4 Faktor Terbesar Penyebab Perceraian di Pengadilan Agama
Utama

4 Faktor Terbesar Penyebab Perceraian di Pengadilan Agama

Dalam kasus KDRT dan istrinya menggugat ke pengadilan, pengadilan dapat membebankan mantan suami untuk memberikan nafkah iddah (berupa uang atau benda) dan mut'ah (nafkah uang dalam jangka waktu tertentu) meskipun tidak dituntut dalam gugatan.

Ferinda K Fachri
Bacaan 3 Menit

Dalam kasus KDRT dan istrinya menggugat ke pengadilan, pengadilan dapat membebankan mantan suami untuk memberikan nafkah iddah (berupa uang atau benda) dan mut'ah (nafkah uang dalam jangka waktu tertentu) meskipun tidak dituntut dalam gugatan. Sebelumnya, Pengadilan Agama masih memberlakukan prinsip-prinsip dalam kitab fikih klasik dimana jika istri yang mengajukan gugatan cerai, maka istri tidak boleh menggugat nafkah.

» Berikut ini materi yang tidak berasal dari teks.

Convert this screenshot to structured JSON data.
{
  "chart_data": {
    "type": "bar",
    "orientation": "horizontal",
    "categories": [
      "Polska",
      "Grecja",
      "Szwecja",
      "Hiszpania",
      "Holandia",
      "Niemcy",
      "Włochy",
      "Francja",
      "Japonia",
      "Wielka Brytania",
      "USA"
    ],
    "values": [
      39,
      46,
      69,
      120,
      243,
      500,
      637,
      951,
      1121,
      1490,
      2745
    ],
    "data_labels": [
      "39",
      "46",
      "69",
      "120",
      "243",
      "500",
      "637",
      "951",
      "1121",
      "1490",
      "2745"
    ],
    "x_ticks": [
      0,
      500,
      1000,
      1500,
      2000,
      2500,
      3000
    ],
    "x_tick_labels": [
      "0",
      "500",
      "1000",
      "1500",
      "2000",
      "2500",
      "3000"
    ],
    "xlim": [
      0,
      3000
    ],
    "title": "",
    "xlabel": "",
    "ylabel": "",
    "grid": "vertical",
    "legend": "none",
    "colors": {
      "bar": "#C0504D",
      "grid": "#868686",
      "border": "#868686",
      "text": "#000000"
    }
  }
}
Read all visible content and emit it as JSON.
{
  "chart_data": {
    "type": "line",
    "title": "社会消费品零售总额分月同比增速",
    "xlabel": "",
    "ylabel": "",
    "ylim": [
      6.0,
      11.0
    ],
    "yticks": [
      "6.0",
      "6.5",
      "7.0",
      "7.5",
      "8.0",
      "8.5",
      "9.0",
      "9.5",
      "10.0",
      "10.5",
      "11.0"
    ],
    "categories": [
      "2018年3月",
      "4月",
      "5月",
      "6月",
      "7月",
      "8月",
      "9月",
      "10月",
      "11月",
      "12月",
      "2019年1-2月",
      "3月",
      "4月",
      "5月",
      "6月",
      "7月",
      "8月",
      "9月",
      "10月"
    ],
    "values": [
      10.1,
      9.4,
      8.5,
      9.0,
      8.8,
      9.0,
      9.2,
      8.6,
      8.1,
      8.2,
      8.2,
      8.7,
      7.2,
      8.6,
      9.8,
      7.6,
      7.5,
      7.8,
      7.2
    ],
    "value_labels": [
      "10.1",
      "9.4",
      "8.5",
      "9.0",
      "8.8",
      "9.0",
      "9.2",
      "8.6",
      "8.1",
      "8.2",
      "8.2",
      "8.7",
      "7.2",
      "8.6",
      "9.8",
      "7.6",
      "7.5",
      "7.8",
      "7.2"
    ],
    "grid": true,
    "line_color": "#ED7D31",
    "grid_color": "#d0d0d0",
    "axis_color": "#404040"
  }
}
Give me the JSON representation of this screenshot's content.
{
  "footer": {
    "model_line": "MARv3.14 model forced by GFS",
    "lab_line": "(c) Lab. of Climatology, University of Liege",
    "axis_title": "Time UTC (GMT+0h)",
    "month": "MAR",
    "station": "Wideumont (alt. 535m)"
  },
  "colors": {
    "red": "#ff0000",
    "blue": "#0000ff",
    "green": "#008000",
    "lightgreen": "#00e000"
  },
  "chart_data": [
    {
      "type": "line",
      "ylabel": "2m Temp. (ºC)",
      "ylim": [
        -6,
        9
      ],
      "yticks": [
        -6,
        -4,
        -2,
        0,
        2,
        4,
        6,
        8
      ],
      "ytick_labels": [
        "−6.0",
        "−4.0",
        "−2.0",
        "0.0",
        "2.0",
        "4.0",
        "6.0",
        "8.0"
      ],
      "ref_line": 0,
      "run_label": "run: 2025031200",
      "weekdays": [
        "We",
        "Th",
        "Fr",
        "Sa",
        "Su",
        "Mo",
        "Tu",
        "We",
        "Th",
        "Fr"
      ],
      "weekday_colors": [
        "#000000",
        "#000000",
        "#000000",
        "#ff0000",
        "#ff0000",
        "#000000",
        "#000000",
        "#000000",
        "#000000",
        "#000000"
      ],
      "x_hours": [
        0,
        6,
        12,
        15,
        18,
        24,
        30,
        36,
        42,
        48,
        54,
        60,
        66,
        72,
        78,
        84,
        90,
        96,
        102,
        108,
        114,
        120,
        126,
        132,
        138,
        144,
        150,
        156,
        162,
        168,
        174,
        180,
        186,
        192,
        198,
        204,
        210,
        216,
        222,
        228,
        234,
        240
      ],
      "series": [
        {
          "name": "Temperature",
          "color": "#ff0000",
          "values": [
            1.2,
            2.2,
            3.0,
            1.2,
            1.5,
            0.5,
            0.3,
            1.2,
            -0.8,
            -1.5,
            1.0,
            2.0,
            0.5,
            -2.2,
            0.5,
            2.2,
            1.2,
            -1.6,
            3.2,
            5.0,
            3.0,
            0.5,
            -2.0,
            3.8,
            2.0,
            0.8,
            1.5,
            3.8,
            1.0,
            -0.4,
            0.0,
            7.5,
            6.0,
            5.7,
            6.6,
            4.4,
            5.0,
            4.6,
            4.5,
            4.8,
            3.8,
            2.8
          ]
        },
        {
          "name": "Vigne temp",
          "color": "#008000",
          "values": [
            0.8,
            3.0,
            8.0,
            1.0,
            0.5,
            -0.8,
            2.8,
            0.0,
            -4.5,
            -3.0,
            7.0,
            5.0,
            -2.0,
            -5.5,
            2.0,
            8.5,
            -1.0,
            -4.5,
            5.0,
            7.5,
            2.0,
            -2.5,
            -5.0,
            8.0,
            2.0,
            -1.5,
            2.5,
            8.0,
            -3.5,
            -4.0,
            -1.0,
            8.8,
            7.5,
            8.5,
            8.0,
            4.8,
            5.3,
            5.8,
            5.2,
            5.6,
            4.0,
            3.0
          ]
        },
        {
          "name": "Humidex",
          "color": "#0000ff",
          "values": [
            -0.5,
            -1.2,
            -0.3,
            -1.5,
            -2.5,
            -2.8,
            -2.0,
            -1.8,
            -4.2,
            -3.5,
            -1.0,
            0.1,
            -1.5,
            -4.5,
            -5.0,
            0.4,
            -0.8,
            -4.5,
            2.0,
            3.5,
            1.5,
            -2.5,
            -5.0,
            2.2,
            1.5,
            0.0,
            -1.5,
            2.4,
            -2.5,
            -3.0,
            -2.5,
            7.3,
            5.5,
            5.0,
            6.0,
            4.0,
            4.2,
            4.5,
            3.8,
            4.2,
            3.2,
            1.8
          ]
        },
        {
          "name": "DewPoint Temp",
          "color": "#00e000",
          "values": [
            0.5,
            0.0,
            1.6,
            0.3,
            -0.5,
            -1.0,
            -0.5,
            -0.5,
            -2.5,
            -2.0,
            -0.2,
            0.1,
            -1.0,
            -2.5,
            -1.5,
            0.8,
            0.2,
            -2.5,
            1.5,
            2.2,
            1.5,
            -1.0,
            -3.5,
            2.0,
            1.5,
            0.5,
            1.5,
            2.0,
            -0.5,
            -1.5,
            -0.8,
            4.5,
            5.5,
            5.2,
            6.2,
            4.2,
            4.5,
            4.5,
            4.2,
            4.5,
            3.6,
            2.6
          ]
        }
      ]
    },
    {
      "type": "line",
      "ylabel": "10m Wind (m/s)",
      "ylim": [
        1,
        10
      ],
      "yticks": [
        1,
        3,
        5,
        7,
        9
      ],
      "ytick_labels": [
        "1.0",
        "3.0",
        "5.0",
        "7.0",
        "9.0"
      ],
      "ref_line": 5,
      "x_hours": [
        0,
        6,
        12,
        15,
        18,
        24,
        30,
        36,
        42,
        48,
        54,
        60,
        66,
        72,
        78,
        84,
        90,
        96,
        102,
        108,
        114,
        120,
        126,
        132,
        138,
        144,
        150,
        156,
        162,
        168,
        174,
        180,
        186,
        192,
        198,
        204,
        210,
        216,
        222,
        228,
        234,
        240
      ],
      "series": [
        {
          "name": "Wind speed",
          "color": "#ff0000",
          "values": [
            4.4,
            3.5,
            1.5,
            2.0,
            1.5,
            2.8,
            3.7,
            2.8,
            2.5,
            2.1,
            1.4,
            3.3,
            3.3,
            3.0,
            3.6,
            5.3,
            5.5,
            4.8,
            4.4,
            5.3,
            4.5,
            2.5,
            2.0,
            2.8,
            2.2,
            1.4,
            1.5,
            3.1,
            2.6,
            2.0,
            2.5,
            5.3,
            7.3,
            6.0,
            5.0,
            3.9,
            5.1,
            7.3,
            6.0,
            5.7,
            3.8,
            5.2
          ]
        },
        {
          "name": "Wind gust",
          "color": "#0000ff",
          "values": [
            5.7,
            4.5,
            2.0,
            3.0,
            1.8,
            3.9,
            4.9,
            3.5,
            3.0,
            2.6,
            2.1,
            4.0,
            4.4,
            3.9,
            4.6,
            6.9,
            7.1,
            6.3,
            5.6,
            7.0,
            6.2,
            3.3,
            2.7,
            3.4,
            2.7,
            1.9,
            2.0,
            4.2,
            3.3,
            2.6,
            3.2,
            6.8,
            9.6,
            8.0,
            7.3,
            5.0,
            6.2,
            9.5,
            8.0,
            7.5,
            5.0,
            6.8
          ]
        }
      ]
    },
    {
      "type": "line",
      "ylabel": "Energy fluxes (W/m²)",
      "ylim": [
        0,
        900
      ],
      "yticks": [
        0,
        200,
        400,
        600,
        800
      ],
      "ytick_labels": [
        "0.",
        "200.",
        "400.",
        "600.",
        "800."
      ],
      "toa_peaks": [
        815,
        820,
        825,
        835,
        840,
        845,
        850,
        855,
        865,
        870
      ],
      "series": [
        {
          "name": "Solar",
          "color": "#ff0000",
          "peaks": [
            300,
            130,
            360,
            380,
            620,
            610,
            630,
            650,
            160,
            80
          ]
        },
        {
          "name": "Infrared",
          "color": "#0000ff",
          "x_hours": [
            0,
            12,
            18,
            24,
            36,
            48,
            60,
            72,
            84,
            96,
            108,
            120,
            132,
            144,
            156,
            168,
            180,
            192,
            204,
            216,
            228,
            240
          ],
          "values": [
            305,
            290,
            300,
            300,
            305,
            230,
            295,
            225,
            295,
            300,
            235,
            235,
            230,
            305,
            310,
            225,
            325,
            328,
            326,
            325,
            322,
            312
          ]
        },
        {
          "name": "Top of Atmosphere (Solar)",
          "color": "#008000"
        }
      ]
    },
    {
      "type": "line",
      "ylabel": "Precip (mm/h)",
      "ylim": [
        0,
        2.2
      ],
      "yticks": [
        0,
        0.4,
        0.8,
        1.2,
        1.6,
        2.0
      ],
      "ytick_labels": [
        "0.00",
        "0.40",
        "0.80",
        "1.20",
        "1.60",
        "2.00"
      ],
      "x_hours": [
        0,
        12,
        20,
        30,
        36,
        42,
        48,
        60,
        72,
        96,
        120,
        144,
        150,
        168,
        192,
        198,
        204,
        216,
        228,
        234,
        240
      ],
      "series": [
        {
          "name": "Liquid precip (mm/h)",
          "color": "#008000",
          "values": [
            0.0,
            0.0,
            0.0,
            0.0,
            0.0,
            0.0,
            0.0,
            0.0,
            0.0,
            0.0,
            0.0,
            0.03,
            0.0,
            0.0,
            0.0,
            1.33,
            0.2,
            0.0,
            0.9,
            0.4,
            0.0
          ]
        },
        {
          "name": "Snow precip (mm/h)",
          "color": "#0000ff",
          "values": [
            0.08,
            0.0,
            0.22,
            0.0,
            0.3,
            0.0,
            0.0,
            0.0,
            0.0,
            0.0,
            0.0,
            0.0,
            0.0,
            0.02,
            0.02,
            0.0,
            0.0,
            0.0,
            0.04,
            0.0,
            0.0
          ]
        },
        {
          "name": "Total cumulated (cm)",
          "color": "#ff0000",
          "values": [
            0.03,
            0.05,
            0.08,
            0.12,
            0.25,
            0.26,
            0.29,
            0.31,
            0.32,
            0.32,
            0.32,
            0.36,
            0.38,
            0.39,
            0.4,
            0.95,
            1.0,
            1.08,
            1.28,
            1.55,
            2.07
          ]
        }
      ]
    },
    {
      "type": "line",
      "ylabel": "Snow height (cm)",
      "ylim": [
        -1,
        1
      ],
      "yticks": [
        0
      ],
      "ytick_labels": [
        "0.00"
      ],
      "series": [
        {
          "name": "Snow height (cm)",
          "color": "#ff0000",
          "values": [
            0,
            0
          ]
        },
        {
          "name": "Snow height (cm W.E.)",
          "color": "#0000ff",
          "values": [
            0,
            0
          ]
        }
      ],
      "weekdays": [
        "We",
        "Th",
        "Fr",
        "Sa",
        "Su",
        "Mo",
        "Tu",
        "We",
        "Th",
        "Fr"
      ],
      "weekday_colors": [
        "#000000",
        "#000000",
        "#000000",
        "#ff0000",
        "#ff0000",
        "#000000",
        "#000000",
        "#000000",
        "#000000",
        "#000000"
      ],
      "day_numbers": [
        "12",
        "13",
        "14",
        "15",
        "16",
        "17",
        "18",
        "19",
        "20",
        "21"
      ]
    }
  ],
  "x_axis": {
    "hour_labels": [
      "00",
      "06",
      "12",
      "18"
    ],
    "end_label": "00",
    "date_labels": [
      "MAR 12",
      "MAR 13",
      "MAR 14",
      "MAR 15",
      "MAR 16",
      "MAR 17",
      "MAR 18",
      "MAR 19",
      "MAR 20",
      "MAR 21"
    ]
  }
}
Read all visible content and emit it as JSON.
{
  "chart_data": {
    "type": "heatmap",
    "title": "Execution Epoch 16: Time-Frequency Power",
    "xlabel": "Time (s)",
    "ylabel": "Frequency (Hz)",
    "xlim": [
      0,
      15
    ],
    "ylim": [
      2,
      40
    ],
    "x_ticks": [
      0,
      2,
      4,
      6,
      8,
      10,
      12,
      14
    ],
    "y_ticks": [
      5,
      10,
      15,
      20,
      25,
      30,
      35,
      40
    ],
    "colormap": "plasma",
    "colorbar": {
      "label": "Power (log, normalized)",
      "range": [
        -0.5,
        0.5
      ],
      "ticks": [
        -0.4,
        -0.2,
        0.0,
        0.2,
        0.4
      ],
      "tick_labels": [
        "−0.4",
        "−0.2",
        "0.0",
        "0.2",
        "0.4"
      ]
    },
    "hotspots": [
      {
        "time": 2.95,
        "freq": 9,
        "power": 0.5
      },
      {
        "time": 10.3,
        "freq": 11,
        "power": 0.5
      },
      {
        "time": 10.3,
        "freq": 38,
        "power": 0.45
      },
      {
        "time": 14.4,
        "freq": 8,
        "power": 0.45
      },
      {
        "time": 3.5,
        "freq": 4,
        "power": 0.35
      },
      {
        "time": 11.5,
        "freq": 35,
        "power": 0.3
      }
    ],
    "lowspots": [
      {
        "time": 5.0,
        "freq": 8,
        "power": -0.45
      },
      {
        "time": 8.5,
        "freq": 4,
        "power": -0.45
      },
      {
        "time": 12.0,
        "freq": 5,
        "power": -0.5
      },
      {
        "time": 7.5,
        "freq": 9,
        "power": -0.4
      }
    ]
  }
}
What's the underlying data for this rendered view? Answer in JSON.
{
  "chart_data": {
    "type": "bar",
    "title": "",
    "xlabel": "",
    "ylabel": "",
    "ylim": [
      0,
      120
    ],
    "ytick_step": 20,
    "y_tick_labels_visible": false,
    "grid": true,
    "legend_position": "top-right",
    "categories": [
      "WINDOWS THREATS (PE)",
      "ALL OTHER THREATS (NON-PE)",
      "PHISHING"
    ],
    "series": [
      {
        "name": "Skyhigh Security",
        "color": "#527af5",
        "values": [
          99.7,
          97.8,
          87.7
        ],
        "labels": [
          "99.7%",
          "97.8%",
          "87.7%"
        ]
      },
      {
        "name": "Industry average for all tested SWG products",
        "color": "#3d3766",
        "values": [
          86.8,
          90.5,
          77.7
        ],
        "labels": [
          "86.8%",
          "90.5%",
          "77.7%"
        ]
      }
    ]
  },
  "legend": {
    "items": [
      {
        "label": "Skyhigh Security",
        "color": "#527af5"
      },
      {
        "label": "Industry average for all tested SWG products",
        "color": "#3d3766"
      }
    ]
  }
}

Akan tetapi, ada beberapa yurisprudensi sekarang dan berdasarkan Surat Edaran MA hasil pleno kamar, sepanjang istri tidak nusyuz (durhaka terhadap suami); tidak meninggalkan kewajibannya atau perselisihan dan pertengkaran itu disebabkan bukan kesalahan istri, maka suami dapat dibebani untuk membayar nafkah iddah ataupun mut'ah meski tidak dituntut istri dalam gugatannya.

“Karena biasanya dalam praktek, si istri yang menderita atau mengalami KDRT biasanya ingin cepat-cepat diputuskan perkawinannya dan tidak nuntut macam-macam. Yang penting dia bercerai, pisah dari suaminya. Tapi dalam praktik kita, dan sudah ada SEMA Hasil Pleno Kamar membolehkan hakim dapat membebankan nafkah-nafkah tadi terhadap suami tersebut,” kata dia.

Ia melanjutkan akibat hukum lain dari perkara perceraian disebabkan oleh KDRT ialah suami yang melakukan KDRT tidak diberikan hak hadhanah atau hak pemeliharaan anak. Bila KDRT terbukti dalam persidangan, terlepas dari suami menggugat atau melakukan gugatan rekonvensi (gugatan balik) untuk ikut mengasuh anak, hak tersebut tetap tidak akan diberikan kepadanya.

“Meskipun si suami melakukan KDRT terhadap istri dan pengadilan memberi hak pemeliharaan hak kepada istri, tetapi selalu dalam amar putusan kita perintahkan kepada pemegang hak hadhanah untuk memberi kesempatan kepada pihak lain (suaminya) untuk bertemu anaknya. Jadi tidak boleh menghalang-halangi anak tersebut bertemu dengan ayahnya,” katanya.